I Am Martin Parr
The work of the acclaimed and controversial English photographer is the focus of Lee Shulman’s appealing documentary.
Image courtesy of Dogwoof Releasing.
Although Lee Shulman made a music video in 2009, it would appear that this pleasing documentary is his first work for the cinema. However, he is a well-established figure in the world of photography and noted as the founder and creative director of The Anonymous Project which has published a series of books featuring vintage slides which he has collected and which were made by amateur photographers. This background makes Shulman a natural fit as director of I Am Martin Parr because Parr, now in his seventies, is a photographer whose subject matter has always been the ordinary lives of ordinary people. Most of his images capture their leisure activities and, having started off in black-and-white until switching to colour almost fifteen years later, they capture Britain's changing social history. With their particular emphasis on the working classes, they are a commentary on it too.
In some respects, Shulman's film follows what has become a standard format for most documentaries about artists. We see Parr himself still working as obsessively as ever and providing a voice-over commentary intercut with interview footage featuring his wife Suzie together with various colleagues and admirers, the latter category including such well-known figures as Grayson Perry and David Walliams. Most importantly of all, the film is brimful of illustrations of Parr’s work, a fine opportunity for viewers to assess it for themselves.
In Parr’s case making such an assessment involves defining its character as well as its quality. Parr himself talks of seeking to capture life as it is and believes that to be truthful his work must combine the comic and the tragic. Add the emphasis on those so not well off and a viewpoint that could be seen as class conscious and politically shaped and Parr’s images suggest an outlook comparable to that often found in the films of Mike Leigh. But in Parr’s case there are those who, rightly or wrongly, seem to regard the satirical element in his work as condescending and even cruel at times. Does Parr's sense of the absurd lead him into that or is that entirely a misreading? You can decide for yourselves. However, when we see his shots of people eating cheap food, the mockery present is of the food industry rather than the consumer and even then Parr’s camera finds colourful appeal in the images.
Two aspects present here mark out I Am Martin Parr as a more individual work than it might at first appear. One lies in the fact that its emphasis is much more on the art than on Parr's life. We do get some impression of his history, but there is far greater detail to be found on Wikipedia than in the film and some issues come up unexpectedly late in the day. It's natural enough that the issue of Parr's health only emerges then since it was only in 2021 that he had a significant cancer scare, but it is also at this stage that we get a belated description of the aims behind the Foundation which he had set up in Bristol in 2011 and similarly only then does the film touch on Parr’s numerous acclaimed books which have long been as much a part of his working life as his exhibitions are. In keeping with this loose format, despite having heard from Parr’s wife early on in the film it is only near its close that she describes their first meeting. But the fact that I Am Martin Parr is so compact (it runs for a mere 66 minutes) ensures that we are in any case held throughout.

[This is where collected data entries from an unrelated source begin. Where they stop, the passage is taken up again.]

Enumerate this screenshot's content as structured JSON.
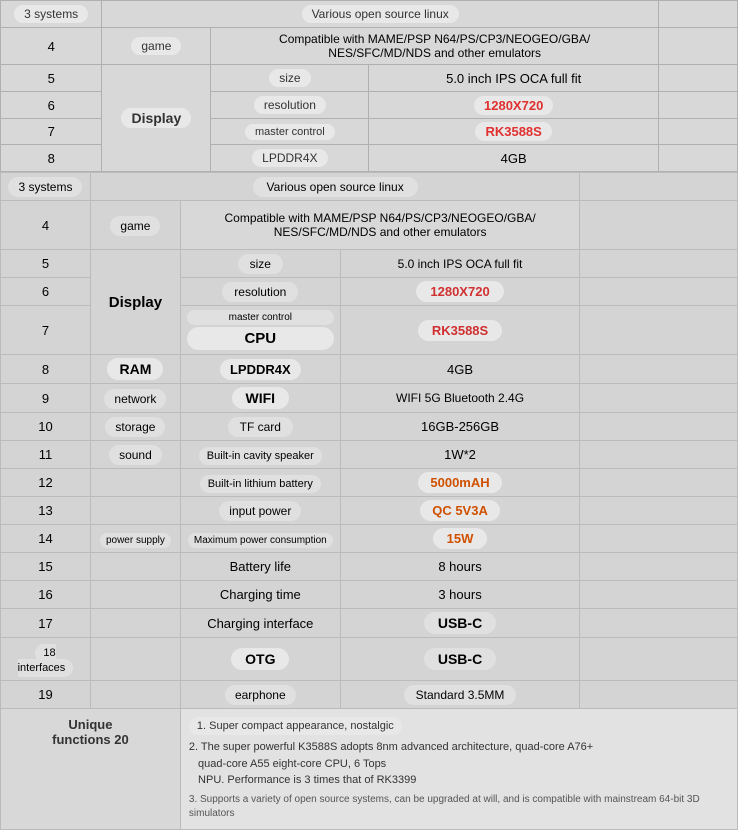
{
  "rows": [
    {
      "num": "3 systems",
      "cat": "",
      "spec": "Various open source linux",
      "val": "",
      "numStyle": "badge",
      "specStyle": "badge-dark",
      "valStyle": ""
    },
    {
      "num": "4",
      "cat": "game",
      "spec": "Compatible with MAME/PSP N64/PS/CP3/NEOGEO/GBA/NES/SFC/MD/NDS and other emulators",
      "val": "",
      "numStyle": "plain",
      "catStyle": "badge",
      "specStyle": "plain",
      "valStyle": ""
    },
    {
      "num": "5",
      "cat": "Display",
      "spec": "size",
      "val": "5.0 inch IPS OCA full fit",
      "numStyle": "plain",
      "catStyle": "badge-big",
      "specStyle": "badge",
      "valStyle": "plain"
    },
    {
      "num": "6",
      "cat": "",
      "spec": "resolution",
      "val": "1280X720",
      "numStyle": "plain",
      "specStyle": "badge",
      "valStyle": "red"
    },
    {
      "num": "7",
      "cat": "master control",
      "spec": "CPU",
      "val": "RK3588S",
      "numStyle": "plain",
      "catStyle": "badge-small",
      "specStyle": "badge-big",
      "valStyle": "red"
    },
    {
      "num": "8",
      "cat": "RAM",
      "spec": "LPDDR4X",
      "val": "4GB",
      "numStyle": "plain",
      "catStyle": "badge-big",
      "specStyle": "badge-big",
      "valStyle": "plain"
    },
    {
      "num": "9",
      "cat": "network",
      "spec": "WIFI",
      "val": "WIFI 5G Bluetooth 2.4G",
      "numStyle": "plain",
      "catStyle": "badge",
      "specStyle": "badge-big",
      "valStyle": "plain"
    },
    {
      "num": "10",
      "cat": "storage",
      "spec": "TF card",
      "val": "16GB-256GB",
      "numStyle": "plain",
      "catStyle": "badge",
      "specStyle": "badge",
      "valStyle": "plain"
    },
    {
      "num": "11",
      "cat": "sound",
      "spec": "Built-in cavity speaker",
      "val": "1W*2",
      "numStyle": "plain",
      "catStyle": "badge",
      "specStyle": "badge",
      "valStyle": "plain"
    },
    {
      "num": "12",
      "cat": "",
      "spec": "Built-in lithium battery",
      "val": "5000mAH",
      "numStyle": "plain",
      "specStyle": "badge",
      "valStyle": "orange"
    },
    {
      "num": "13",
      "cat": "",
      "spec": "input power",
      "val": "QC 5V3A",
      "numStyle": "plain",
      "specStyle": "badge",
      "valStyle": "orange"
    },
    {
      "num": "14",
      "cat": "power supply",
      "spec": "Maximum power consumption",
      "val": "15W",
      "numStyle": "plain",
      "catStyle": "badge-small",
      "specStyle": "badge-small",
      "valStyle": "orange"
    },
    {
      "num": "15",
      "cat": "",
      "spec": "Battery life",
      "val": "8 hours",
      "numStyle": "plain",
      "specStyle": "plain",
      "valStyle": "plain"
    },
    {
      "num": "16",
      "cat": "",
      "spec": "Charging time",
      "val": "3 hours",
      "numStyle": "plain",
      "specStyle": "plain",
      "valStyle": "plain"
    },
    {
      "num": "17",
      "cat": "",
      "spec": "Charging interface",
      "val": "USB-C",
      "numStyle": "plain",
      "specStyle": "plain",
      "valStyle": "badge-dark-big"
    },
    {
      "num": "18 interfaces",
      "cat": "",
      "spec": "OTG",
      "val": "USB-C",
      "numStyle": "badge",
      "specStyle": "badge-big",
      "valStyle": "badge-dark-big"
    },
    {
      "num": "19",
      "cat": "",
      "spec": "earphone",
      "val": "Standard 3.5MM",
      "numStyle": "plain",
      "specStyle": "badge",
      "valStyle": "badge-dark"
    }
  ],
  "notes": [
    "1. Super compact appearance, nostalgic",
    "2. The super powerful K3588S adopts 8nm advanced architecture, quad-core A76+quad-core A55 eight-core CPU, 6 Tops NPU. Performance is 3 times that of RK3399",
    "3. Supports a variety of open source systems, can be upgraded at will, and is compatible with mainstream 64-bit 3D simulators"
  ],
  "unique_label": "Unique functions 20"
}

Then there’s the other interesting rare feature to be found here. The construction of the piece is such that it frequently intercuts shots of Martin Parr revisiting places from his old history with photographs that he took in those very spots years ago. These recent shots are of course ones which were taken by Maxime Kathari under Lee Shulman’s direction but quite often they include footage which gives the impression of echoing the character of Parr’s own photographs. This is nowhere more noticeable then in the striking images taken in Blackpool’s Tower Ballroom featuring elderly couples and such touches play as a built-in homage to Parr’s own work.
Ultimately, though, the value of I Am Martin Parr lies first and foremost in the opportunity that it affords its audience to view on the big screen the work of a major British photographer revered by many in France and described by Grayson Perry as having his own way of seeing. It is good too to have Parr speaking in person about his work and about the way in which he still feels the need to keep going. He may express the view that the idea of obtaining a perfect picture is in reality illusory, but in his eighth decade he still regularly sets out in the belief that this could be the day.
MANSEL STIMPSON
Featuring Martin Parr, Suzie Mitchell Parr, Charlotte King, Louis Little, Harry Gruyaert, François Hébel, Grayson Perry, David Walliams, Kavi Pujara, Bruce Gilden, Mimi Mollica, Clementine de la Féronnière.
Dir Lee Shulman, Pro Emmanuelle Lepers, Ph Maxime Kathari, Ed Raphaëlle Martin-Holger, Music Erik Wedin.
Haut et Court Doc-Dogwoof Releasing.
66 mins. France. 2024. UK Rel: 21 February 2025. Cert. 12A.